Horst Paulmann said that the idea of creating a supermarket came to him when he was working in Las Brisas Quinta de Recreo de Temuco restaurant, along with his brother Jürgen, and a friend brought them trays of strawberries to sell. They put them on the counter and sold them in half an hour.

"And the next day, we did the same with nuts. Then we asked, 'Why are we going to work in the bar until three o'clock?" We closed the bar and opened a 45 square meters deli. We did really well. We would dress up as chefs with a white cap and would sell a kilo of sugar, a little salt, half a kilo of ham and chicken. It was a great success. The following year we closed the restaurant and opened our first supermarket, it was 400 square meters in size."

Later, he parted ways with his brother, went to Santiago and founded Jumbo at Kennedy and Bilbao.

- Why did he choose to have an elephant as a trademark?

- Because it has a strong step. It is a very resistant animal and it's very smart.

Then came the shopping centres in Argentina, the Easy, the purchase of Paris, Santa Isabel, Johnson, getting in the stock market, financial retail and the conquest of Latin America. He is, according to Forbes magazine, the second richest man in Chile. He is also one of the first persons to arrive at the office in the morning and the last to leave in the evening. He is involved in the smallest details of the company, of which he owns more than sixty percent. Today, at age 78, he jokes about his future:

"I'm just starting. Every contract I sign now-a-days is for more than 30 years because I want to be there for its renewal."

Retirement is an issue he doesn't like to talk about.

- Have you thought about retiring?

- Retire from what?

- From the company.

- Are you retiring? How are you going to retire, if life is really sweet? I feel good, so please tell me if you think I'm a bit crazy and I'll retire tomorrow.

- Your life seems to centred around working.

- All life is work. Even if you're retired, you have to get up in the morning to make your coffee, make your bed, clean your house and do the Garden.
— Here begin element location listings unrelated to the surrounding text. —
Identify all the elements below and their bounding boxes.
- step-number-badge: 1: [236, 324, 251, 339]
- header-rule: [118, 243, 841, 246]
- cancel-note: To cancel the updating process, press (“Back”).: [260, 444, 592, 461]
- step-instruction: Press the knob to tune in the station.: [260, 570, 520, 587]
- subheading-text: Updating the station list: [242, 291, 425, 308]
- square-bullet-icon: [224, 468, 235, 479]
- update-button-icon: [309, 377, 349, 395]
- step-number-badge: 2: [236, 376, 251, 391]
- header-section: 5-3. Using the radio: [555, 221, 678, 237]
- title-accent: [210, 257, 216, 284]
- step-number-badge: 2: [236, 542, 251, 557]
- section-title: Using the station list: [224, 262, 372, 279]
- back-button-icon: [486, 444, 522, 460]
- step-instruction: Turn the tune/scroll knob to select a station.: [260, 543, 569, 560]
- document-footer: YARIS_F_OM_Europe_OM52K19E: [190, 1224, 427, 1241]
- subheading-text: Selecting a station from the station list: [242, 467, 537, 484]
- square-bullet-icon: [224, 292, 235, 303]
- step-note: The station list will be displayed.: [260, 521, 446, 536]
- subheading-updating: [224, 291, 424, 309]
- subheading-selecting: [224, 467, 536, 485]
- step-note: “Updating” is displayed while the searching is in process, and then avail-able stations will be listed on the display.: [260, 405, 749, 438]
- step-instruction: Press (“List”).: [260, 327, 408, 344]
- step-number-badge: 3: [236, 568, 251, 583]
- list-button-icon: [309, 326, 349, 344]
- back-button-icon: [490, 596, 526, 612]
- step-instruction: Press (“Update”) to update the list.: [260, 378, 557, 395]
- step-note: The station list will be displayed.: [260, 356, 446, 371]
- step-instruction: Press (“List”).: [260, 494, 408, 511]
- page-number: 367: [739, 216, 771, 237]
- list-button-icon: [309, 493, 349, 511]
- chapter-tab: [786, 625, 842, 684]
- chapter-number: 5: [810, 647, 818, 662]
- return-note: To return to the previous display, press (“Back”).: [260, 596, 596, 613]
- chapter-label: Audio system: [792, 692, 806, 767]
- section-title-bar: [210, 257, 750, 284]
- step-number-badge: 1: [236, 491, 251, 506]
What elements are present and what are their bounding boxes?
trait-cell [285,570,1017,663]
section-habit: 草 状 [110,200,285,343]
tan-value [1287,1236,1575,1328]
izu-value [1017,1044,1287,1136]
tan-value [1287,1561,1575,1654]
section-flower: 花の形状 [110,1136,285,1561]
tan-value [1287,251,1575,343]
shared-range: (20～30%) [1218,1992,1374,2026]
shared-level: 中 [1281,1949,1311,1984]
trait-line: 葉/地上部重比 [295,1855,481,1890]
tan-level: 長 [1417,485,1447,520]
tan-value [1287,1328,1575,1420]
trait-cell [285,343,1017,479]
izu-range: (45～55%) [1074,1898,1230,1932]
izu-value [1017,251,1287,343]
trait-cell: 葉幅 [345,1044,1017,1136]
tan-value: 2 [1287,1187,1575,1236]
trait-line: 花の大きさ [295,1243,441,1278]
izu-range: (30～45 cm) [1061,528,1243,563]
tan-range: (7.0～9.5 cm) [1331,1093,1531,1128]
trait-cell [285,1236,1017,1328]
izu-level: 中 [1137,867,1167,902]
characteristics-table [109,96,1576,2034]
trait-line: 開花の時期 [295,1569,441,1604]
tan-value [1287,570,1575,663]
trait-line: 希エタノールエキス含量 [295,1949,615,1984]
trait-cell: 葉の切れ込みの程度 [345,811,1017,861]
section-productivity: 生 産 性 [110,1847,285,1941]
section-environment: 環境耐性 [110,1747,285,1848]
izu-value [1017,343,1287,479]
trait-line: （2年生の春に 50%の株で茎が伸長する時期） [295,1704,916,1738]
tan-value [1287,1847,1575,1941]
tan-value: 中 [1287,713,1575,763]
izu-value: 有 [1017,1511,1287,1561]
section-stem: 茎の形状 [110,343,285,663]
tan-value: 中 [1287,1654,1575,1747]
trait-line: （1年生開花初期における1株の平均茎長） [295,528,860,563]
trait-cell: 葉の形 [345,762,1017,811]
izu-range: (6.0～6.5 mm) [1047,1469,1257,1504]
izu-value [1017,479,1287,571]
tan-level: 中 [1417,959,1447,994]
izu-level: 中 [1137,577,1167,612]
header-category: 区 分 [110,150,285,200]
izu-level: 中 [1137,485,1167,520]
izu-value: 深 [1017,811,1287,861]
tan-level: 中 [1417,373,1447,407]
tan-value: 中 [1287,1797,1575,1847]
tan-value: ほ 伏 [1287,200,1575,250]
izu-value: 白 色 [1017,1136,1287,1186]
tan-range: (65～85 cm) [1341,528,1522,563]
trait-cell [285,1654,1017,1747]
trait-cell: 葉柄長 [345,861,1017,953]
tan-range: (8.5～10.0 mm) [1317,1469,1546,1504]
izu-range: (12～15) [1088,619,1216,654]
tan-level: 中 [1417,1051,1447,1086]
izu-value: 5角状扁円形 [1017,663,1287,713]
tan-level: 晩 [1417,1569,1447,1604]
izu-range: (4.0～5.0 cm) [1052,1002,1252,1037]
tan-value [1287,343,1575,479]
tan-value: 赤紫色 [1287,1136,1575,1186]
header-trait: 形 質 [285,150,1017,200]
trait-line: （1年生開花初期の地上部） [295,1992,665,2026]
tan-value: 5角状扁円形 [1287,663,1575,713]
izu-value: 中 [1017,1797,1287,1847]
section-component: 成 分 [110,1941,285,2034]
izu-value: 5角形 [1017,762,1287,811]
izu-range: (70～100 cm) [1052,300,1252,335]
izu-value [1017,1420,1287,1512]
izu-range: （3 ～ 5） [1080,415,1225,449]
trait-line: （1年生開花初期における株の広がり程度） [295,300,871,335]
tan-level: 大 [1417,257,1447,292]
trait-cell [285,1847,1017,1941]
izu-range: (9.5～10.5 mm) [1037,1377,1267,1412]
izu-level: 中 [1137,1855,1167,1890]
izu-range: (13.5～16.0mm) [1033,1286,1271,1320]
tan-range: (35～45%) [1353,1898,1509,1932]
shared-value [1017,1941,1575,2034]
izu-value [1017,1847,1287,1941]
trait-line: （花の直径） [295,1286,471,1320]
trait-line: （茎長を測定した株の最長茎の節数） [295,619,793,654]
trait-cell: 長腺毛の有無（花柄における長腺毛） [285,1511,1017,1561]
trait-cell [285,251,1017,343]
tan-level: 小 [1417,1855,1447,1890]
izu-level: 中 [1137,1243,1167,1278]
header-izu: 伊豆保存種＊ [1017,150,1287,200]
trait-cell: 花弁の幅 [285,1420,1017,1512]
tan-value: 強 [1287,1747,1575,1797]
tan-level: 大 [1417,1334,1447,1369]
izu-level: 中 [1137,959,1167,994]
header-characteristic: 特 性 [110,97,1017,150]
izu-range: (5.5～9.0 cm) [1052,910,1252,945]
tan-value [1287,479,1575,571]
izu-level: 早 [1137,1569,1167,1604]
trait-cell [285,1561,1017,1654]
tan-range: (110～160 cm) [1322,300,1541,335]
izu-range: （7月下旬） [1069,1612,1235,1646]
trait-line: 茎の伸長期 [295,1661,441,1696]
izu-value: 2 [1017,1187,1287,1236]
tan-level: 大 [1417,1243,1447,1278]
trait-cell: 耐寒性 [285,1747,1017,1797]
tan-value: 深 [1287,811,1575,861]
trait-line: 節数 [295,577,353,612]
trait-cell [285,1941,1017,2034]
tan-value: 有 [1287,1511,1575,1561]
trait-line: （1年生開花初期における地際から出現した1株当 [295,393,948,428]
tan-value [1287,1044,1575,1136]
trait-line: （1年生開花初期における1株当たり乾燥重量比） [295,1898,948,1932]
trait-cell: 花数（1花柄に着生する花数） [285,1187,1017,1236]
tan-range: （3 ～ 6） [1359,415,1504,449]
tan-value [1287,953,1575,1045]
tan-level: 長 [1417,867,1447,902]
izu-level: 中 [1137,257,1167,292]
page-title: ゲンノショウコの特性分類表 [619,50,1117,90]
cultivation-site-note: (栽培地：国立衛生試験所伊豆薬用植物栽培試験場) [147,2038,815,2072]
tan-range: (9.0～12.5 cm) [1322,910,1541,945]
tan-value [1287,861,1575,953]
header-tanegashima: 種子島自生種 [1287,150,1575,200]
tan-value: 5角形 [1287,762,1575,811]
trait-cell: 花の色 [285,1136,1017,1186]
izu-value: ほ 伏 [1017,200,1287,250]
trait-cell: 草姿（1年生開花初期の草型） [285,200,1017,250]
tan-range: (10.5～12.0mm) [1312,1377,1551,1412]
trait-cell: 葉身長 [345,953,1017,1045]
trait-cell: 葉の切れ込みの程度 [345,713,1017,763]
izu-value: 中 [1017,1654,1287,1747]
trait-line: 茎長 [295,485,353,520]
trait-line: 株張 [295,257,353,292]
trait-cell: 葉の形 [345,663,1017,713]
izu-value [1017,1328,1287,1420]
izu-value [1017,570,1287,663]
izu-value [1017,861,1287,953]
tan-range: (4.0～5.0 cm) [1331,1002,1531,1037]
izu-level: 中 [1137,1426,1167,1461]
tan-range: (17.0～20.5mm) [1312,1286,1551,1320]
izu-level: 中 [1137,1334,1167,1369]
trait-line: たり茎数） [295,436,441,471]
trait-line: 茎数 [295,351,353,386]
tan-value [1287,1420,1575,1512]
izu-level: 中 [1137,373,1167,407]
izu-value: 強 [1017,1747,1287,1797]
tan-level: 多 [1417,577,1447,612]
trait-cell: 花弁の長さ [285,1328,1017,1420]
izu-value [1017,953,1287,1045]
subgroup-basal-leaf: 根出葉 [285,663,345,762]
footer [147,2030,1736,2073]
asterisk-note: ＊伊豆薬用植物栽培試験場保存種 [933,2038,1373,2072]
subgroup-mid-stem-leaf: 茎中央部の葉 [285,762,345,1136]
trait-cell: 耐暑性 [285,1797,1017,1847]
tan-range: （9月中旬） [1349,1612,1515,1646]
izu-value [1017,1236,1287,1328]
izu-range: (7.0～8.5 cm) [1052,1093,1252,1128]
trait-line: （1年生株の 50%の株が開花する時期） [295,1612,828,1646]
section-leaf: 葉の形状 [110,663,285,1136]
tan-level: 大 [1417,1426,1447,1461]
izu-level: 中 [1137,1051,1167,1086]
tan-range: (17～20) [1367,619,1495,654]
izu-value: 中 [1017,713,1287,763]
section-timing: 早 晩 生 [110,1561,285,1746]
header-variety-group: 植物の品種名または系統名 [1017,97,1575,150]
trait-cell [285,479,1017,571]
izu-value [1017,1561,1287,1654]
When you work in an office it is very nice, very comfortable; if you're an employee you do what you have to do and then go home and your wife will have a pisco sour prepared for you and everything is great. No one controls you. If you are retired you go into the kitchen and your wife is angry and wants to know where you've been the whole day.

Do you consider yourself to be a workaholic?

I do not know what it is to be a workaholic. I work because I like it and do my chores and my job. Human beings are not born to do nothing; we were born to serve others.

- What personal costs have you had to pay for this commitment?

Look, this is a complicated issue, because nothing is perfect. I am eager, enthusiastic, I'm not crazy, I'm on the ball, so don't take me to the cemetery just yet, because I don't feel ready.

- What is your secret of success?

- Be persistent and have a goal; then go for it. If you want to succeed as an employee, you have to do more than what your boss asks. When the boss asks you something, you have to have a solution and more. I'm very picky; I hate people who don't do what they are supposed to and only do half the job.

- Many people are afraid of you.

- Those who fear me are those who do not do their job. I can be a very nice guy, but when I see that a person isn't moving forward or backward, and that he doesn't arrive at 8 thirty but at a quarter past nine, it doesn't sit well with me. All I can say is that the people working with us has been doing it for many years, and that those who have left the company want to come back, so there must be something about Cencosud and Paulmann, it can't be that bad. I get two or three emails a week asking me to let them return to Cencosud.